This invention relates to methods and apparatus for cutting ice, and more particularly relates to methods and apparatus for cutting a conventional ice cake and the like into rectangular blocks for use in snow-cone machines and the like.
It is well known in the prior art that conventionally sized block-ice or ice cakes approximately 300 pounds and nominally sized 11".times.22".times.42" must be cut into smaller typically rectangular blocks for use in commercially available apparatus. For instance, ice blocks approximately 10 pounds and dimensioned 5".times.7".times.11" are typically used in ice coolers and the like. As another example, ice block 14 pounds and dimensioned 5".times.5".times.14" are typically used in snow-cone shaving machines. Such snow-cones are, of course, accumulations of ice shavings configured with a conical cross-section and placed within a paper container of like conical cross-section. As is well known by the multitudes of consumers who have enjoyed a snow-cone on a hot day, a snow-cone, after being saturated with a flavored syrup, is hand-fed into the mouth.
During the summer months and particularly in geographical regions which are characterized by prolonged high temperatures, the demand is extraordinarily high for such 10 or 14 pound blocks. In the southwest region of the United States, for example, snow-cones are a popular source of cooling refreshment. But, unfortunately, the blocks required for such snow-cone machines are cut from larger ice cakes with considerable expenditure of man-time and commensurate ice waste.
As is known by those skilled in the art, to manually cut a 300 pound ice cake into blocks sized for a snow-cone machine and the like typically takes about 45 minutes to one hour. Probably more accurately described as a scoring-and-breaking process, inherent in this process, however, is considerable debris generation of and waste. Indeed, it is not uncommon for as much as 50 pounds from a 300 pound cake to be wasted. Hence, such 15% waste and labor-intensive cutting methodology has limited productivity for several years. There has been limited availability of an ice cake cutting apparatus and method to produce suitable blocks for ice coolers and snow-cone machines.

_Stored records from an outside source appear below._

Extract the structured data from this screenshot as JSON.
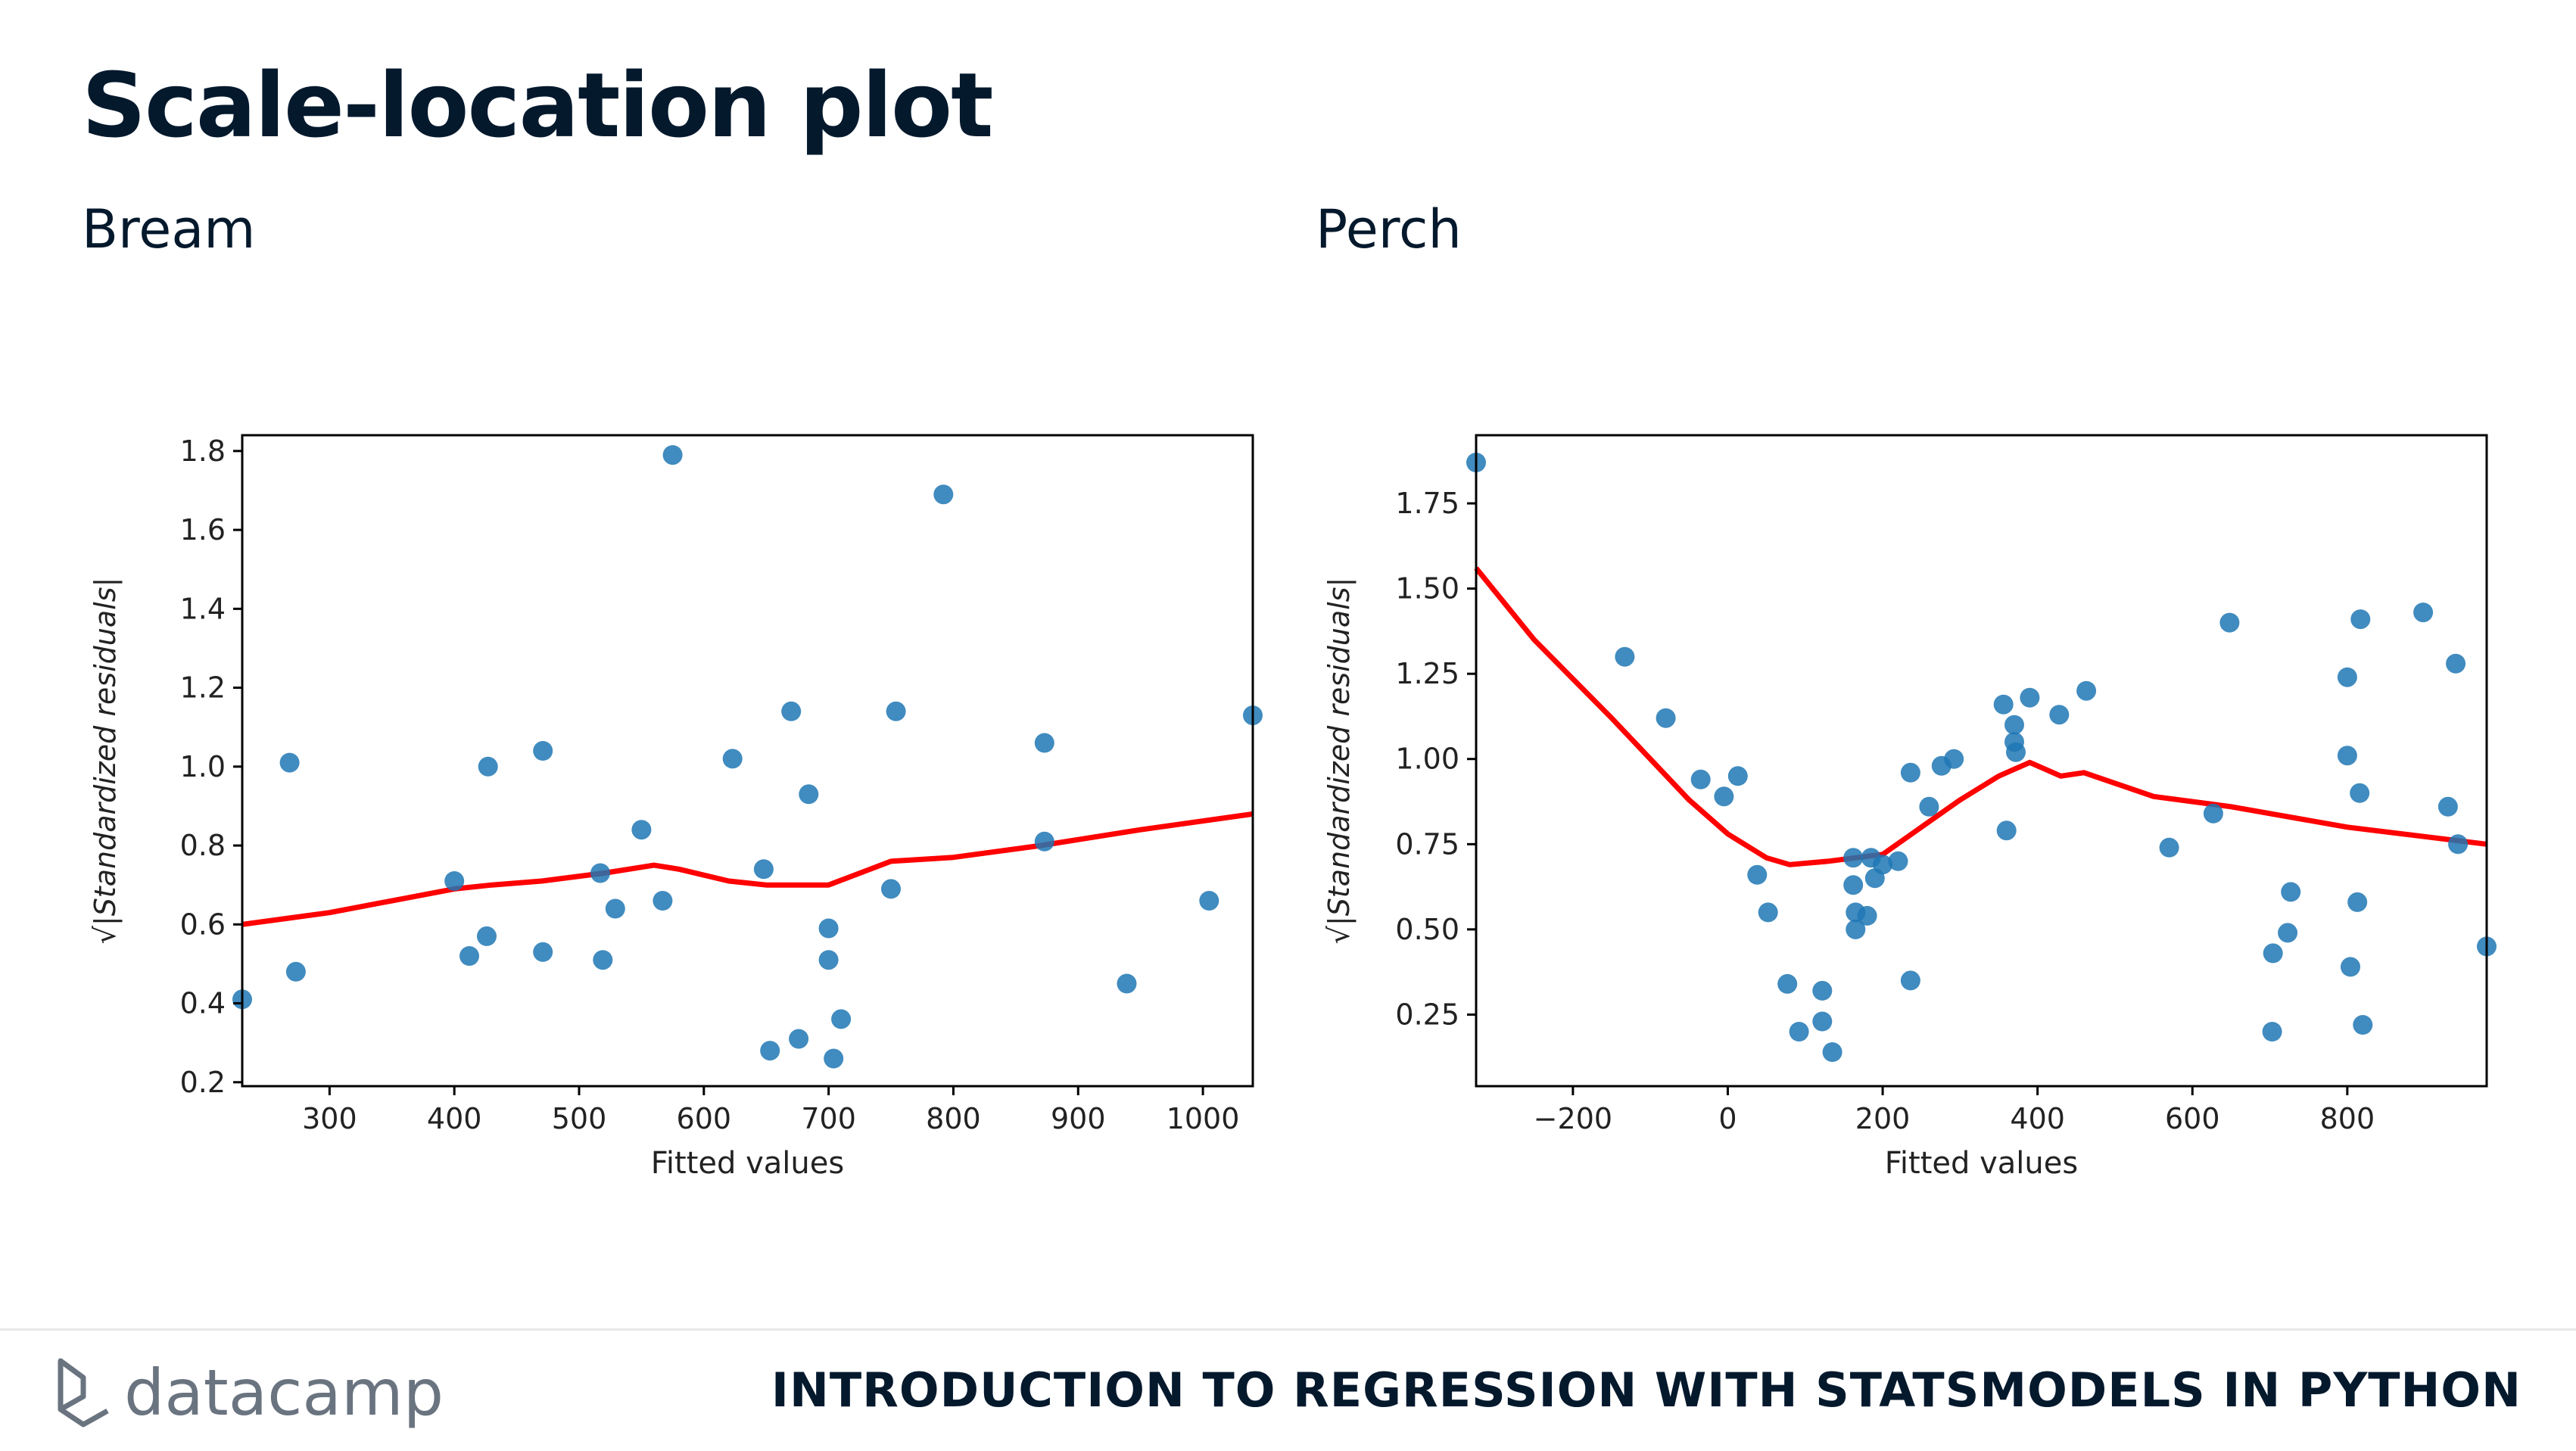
{
  "slide": {
    "title": "Scale-location plot",
    "course": "INTRODUCTION TO REGRESSION WITH STATSMODELS IN PYTHON",
    "brand": "datacamp"
  },
  "chart_data": [
    {
      "type": "scatter",
      "title": "Bream",
      "xlabel": "Fitted values",
      "ylabel": "√|Standardized residuals|",
      "xlim": [
        230,
        1040
      ],
      "ylim": [
        0.19,
        1.84
      ],
      "xticks": [
        300,
        400,
        500,
        600,
        700,
        800,
        900,
        1000
      ],
      "yticks": [
        0.2,
        0.4,
        0.6,
        0.8,
        1.0,
        1.2,
        1.4,
        1.6,
        1.8
      ],
      "ytick_labels": [
        "0.2",
        "0.4",
        "0.6",
        "0.8",
        "1.0",
        "1.2",
        "1.4",
        "1.6",
        "1.8"
      ],
      "point_color": "#1f77b4",
      "line_color": "#ff0000",
      "points": [
        [
          230,
          0.41
        ],
        [
          268,
          1.01
        ],
        [
          273,
          0.48
        ],
        [
          400,
          0.71
        ],
        [
          412,
          0.52
        ],
        [
          426,
          0.57
        ],
        [
          427,
          1.0
        ],
        [
          471,
          1.04
        ],
        [
          471,
          0.53
        ],
        [
          517,
          0.73
        ],
        [
          519,
          0.51
        ],
        [
          529,
          0.64
        ],
        [
          550,
          0.84
        ],
        [
          567,
          0.66
        ],
        [
          575,
          1.79
        ],
        [
          623,
          1.02
        ],
        [
          648,
          0.74
        ],
        [
          653,
          0.28
        ],
        [
          670,
          1.14
        ],
        [
          676,
          0.31
        ],
        [
          684,
          0.93
        ],
        [
          700,
          0.59
        ],
        [
          700,
          0.51
        ],
        [
          704,
          0.26
        ],
        [
          710,
          0.36
        ],
        [
          750,
          0.69
        ],
        [
          754,
          1.14
        ],
        [
          792,
          1.69
        ],
        [
          873,
          1.06
        ],
        [
          873,
          0.81
        ],
        [
          939,
          0.45
        ],
        [
          1005,
          0.66
        ],
        [
          1040,
          1.13
        ]
      ],
      "trend": [
        [
          230,
          0.6
        ],
        [
          300,
          0.63
        ],
        [
          400,
          0.69
        ],
        [
          430,
          0.7
        ],
        [
          470,
          0.71
        ],
        [
          520,
          0.73
        ],
        [
          560,
          0.75
        ],
        [
          580,
          0.74
        ],
        [
          620,
          0.71
        ],
        [
          650,
          0.7
        ],
        [
          700,
          0.7
        ],
        [
          750,
          0.76
        ],
        [
          800,
          0.77
        ],
        [
          870,
          0.8
        ],
        [
          950,
          0.84
        ],
        [
          1040,
          0.88
        ]
      ]
    },
    {
      "type": "scatter",
      "title": "Perch",
      "xlabel": "Fitted values",
      "ylabel": "√|Standardized residuals|",
      "xlim": [
        -325,
        980
      ],
      "ylim": [
        0.04,
        1.95
      ],
      "xticks": [
        -200,
        0,
        200,
        400,
        600,
        800
      ],
      "xtick_labels": [
        "−200",
        "0",
        "200",
        "400",
        "600",
        "800"
      ],
      "yticks": [
        0.25,
        0.5,
        0.75,
        1.0,
        1.25,
        1.5,
        1.75
      ],
      "ytick_labels": [
        "0.25",
        "0.50",
        "0.75",
        "1.00",
        "1.25",
        "1.50",
        "1.75"
      ],
      "point_color": "#1f77b4",
      "line_color": "#ff0000",
      "points": [
        [
          -325,
          1.87
        ],
        [
          -133,
          1.3
        ],
        [
          -80,
          1.12
        ],
        [
          -35,
          0.94
        ],
        [
          -5,
          0.89
        ],
        [
          13,
          0.95
        ],
        [
          38,
          0.66
        ],
        [
          52,
          0.55
        ],
        [
          77,
          0.34
        ],
        [
          92,
          0.2
        ],
        [
          122,
          0.32
        ],
        [
          122,
          0.23
        ],
        [
          135,
          0.14
        ],
        [
          162,
          0.71
        ],
        [
          162,
          0.63
        ],
        [
          165,
          0.55
        ],
        [
          165,
          0.5
        ],
        [
          180,
          0.54
        ],
        [
          185,
          0.71
        ],
        [
          190,
          0.65
        ],
        [
          200,
          0.69
        ],
        [
          220,
          0.7
        ],
        [
          236,
          0.96
        ],
        [
          236,
          0.35
        ],
        [
          260,
          0.86
        ],
        [
          276,
          0.98
        ],
        [
          292,
          1.0
        ],
        [
          356,
          1.16
        ],
        [
          360,
          0.79
        ],
        [
          370,
          1.1
        ],
        [
          370,
          1.05
        ],
        [
          372,
          1.02
        ],
        [
          390,
          1.18
        ],
        [
          428,
          1.13
        ],
        [
          463,
          1.2
        ],
        [
          570,
          0.74
        ],
        [
          627,
          0.84
        ],
        [
          648,
          1.4
        ],
        [
          703,
          0.2
        ],
        [
          704,
          0.43
        ],
        [
          723,
          0.49
        ],
        [
          727,
          0.61
        ],
        [
          800,
          1.24
        ],
        [
          800,
          1.01
        ],
        [
          804,
          0.39
        ],
        [
          813,
          0.58
        ],
        [
          816,
          0.9
        ],
        [
          817,
          1.41
        ],
        [
          820,
          0.22
        ],
        [
          898,
          1.43
        ],
        [
          930,
          0.86
        ],
        [
          940,
          1.28
        ],
        [
          943,
          0.75
        ],
        [
          980,
          0.45
        ]
      ],
      "trend": [
        [
          -325,
          1.56
        ],
        [
          -250,
          1.35
        ],
        [
          -150,
          1.12
        ],
        [
          -50,
          0.88
        ],
        [
          0,
          0.78
        ],
        [
          50,
          0.71
        ],
        [
          80,
          0.69
        ],
        [
          130,
          0.7
        ],
        [
          200,
          0.72
        ],
        [
          250,
          0.8
        ],
        [
          300,
          0.88
        ],
        [
          350,
          0.95
        ],
        [
          390,
          0.99
        ],
        [
          430,
          0.95
        ],
        [
          460,
          0.96
        ],
        [
          550,
          0.89
        ],
        [
          650,
          0.86
        ],
        [
          800,
          0.8
        ],
        [
          980,
          0.75
        ]
      ]
    }
  ]
}
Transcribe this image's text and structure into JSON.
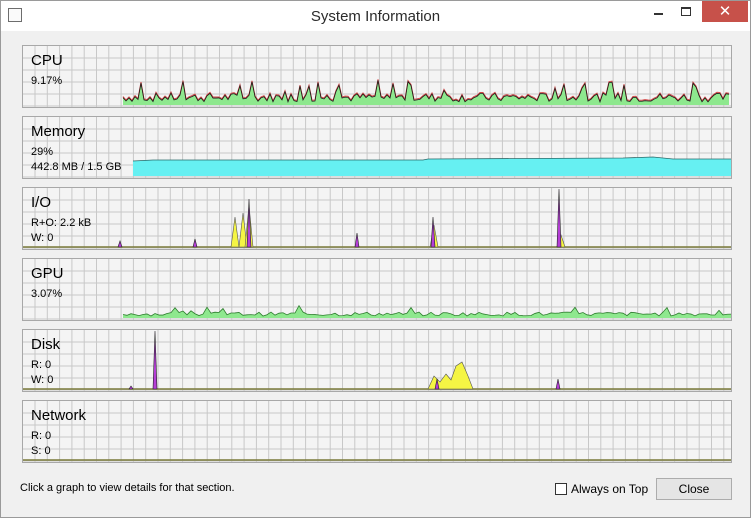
{
  "window": {
    "title": "System Information"
  },
  "colors": {
    "grid": "#c8c8c8",
    "panel_bg": "#f4f4f4",
    "panel_border": "#a8a8a8",
    "cpu_fill": "#8ee88e",
    "cpu_peak": "#d44545",
    "mem_fill": "#66f0f2",
    "io_read": "#f5f544",
    "io_write": "#b53dd6",
    "gpu_fill": "#8ee88e",
    "baseline": "#7a7a3a",
    "close_bg": "#c7514a"
  },
  "icons": {
    "app": "window-icon",
    "minimize": "minimize-icon",
    "maximize": "maximize-icon",
    "close": "close-icon"
  },
  "panels": [
    {
      "key": "cpu",
      "name": "CPU",
      "line1": "9.17%",
      "line2": ""
    },
    {
      "key": "memory",
      "name": "Memory",
      "line1": "29%",
      "line2": "442.8 MB / 1.5 GB"
    },
    {
      "key": "io",
      "name": "I/O",
      "line1": "R+O: 2.2 kB",
      "line2": "W: 0"
    },
    {
      "key": "gpu",
      "name": "GPU",
      "line1": "3.07%",
      "line2": ""
    },
    {
      "key": "disk",
      "name": "Disk",
      "line1": "R: 0",
      "line2": "W: 0"
    },
    {
      "key": "network",
      "name": "Network",
      "line1": "R: 0",
      "line2": "S: 0"
    }
  ],
  "footer": {
    "status": "Click a graph to view details for that section.",
    "always_on_top": "Always on Top",
    "always_on_top_checked": false,
    "close": "Close"
  }
}
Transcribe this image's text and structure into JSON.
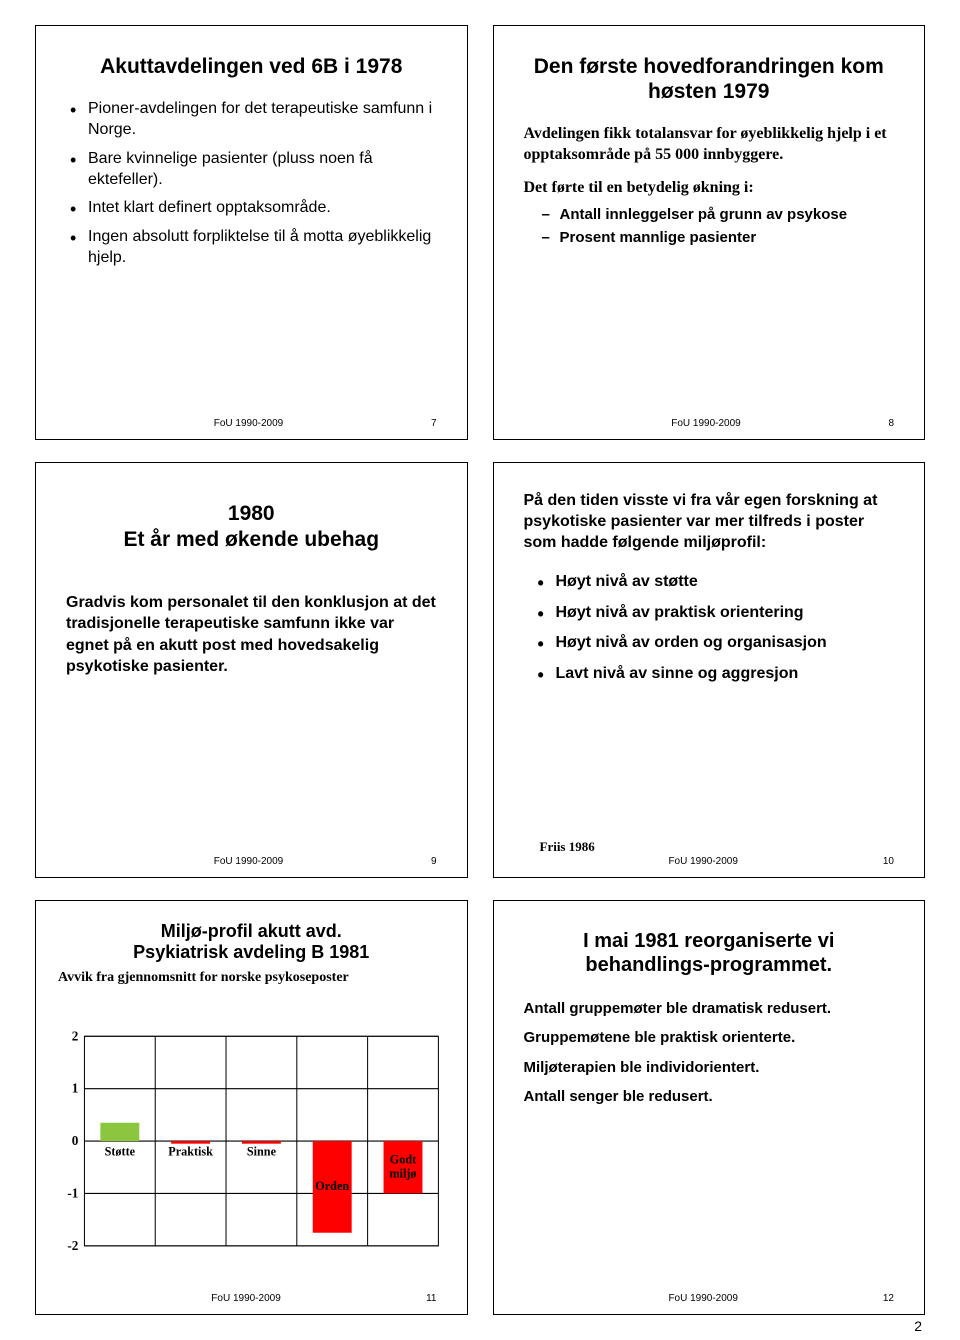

An alternative approach to making more suitably sized ice blocks available for ice coolers and the like, 10 pound blocks may be formed in freezers. But such freezing obviously is limited by the liquid-to-solid phase change process: approximately 150 blocks can be produced approximately every 26 hours in a conventional freezer. As is known in the art, however, larger ice cakes tend to engender better quality ice, having fewer bubbles and other defects dispersed throughout.
There are several ice cake cutting machines known in the art which attempt to deliver ice blocks to an anxious marketplace. For example, in U.S. Pat. No. 3,576,146, Adams teaches an apparatus for automatically cutting ice blocks from a conventional ice cake using a hoist to control the vertical position a supporting rig relative to a pair of spaced apart rotary saws which cut slots into a face of an ice cake, and relative to a chain saw which cuts perpendicularly through another face of the cake. These blades are configured to form three blocks of predetermined size. Penetration into a cake is accomplished by rotation of circular saw blades. Unfortunately, in addition to being complicated and expensive, the Adams apparatus suffers from the disadvantage that all of its working parts are located above the ice cake, thereby introducing contamination problems. The size of blocks produced by this apparatus are also constrained by the width thereof.
As another example, in U.S. Pat. No. 766,111, Mowery teaches an ice cutting machine which cuts an ice cake into cubes and the like using a combination of a vertically disposed gang of circular saws and a horizontally disposed band saw. The ice cake is horizontally placed upon a table and then manually engaged with these various saw blades and manually kept in contact therewith. The cut pieces pass through an oblique chute located below the table and fall into a receptacle. Thus, besides, there are significant safety concerns related to not only injury to the limbs, but also to injury caused by random discharge of ice chips and the like.
A recent contribution to the art is disclosed by Allen in U.S. Pat. No. 5,189,939. Allen teaches an apparatus for automatically cutting 240 pound cakes of dry ice by feeding it through an inclined chute using two pair of counter-rotating radial saw blades. The placement of spacers of varying length along the blades' axial shaft controls the size of the blocks produced. This design uses gravity-feed to effectuate engagement of a cake against the rotating blades and isolates the ice from the moving parts located outside the chute.
While, as hereinbefore exemplified, practitioners in the art have attempted to improve the means and method for generating ice blocks and cubes, there has been less effort expended to provide an inexpensive and simple machine for productively and safely cutting conventionally sized ice cakes into blocks of prescribed dimension. It would be particularly advantageous to have available to those skilled in the art an apparatus and method which could use a simple table surface to cut ice cakes while providing automatic gravity-feed thereof to avoid safety hazards associated with manual feed thereof. It would also benefit the prior art if such apparatus were designed with an effective means to completely cut an ice cake into prescribed size ice blocks in approximately 2 minutes but with minimal waste.
Accordingly, these limitations and disadvantages of the prior art are overcome with the present invention, and improved means and techniques are provided which are useful for cutting ice cakes into rectangular ice blocks for use in snow-cone shaving machines and the like.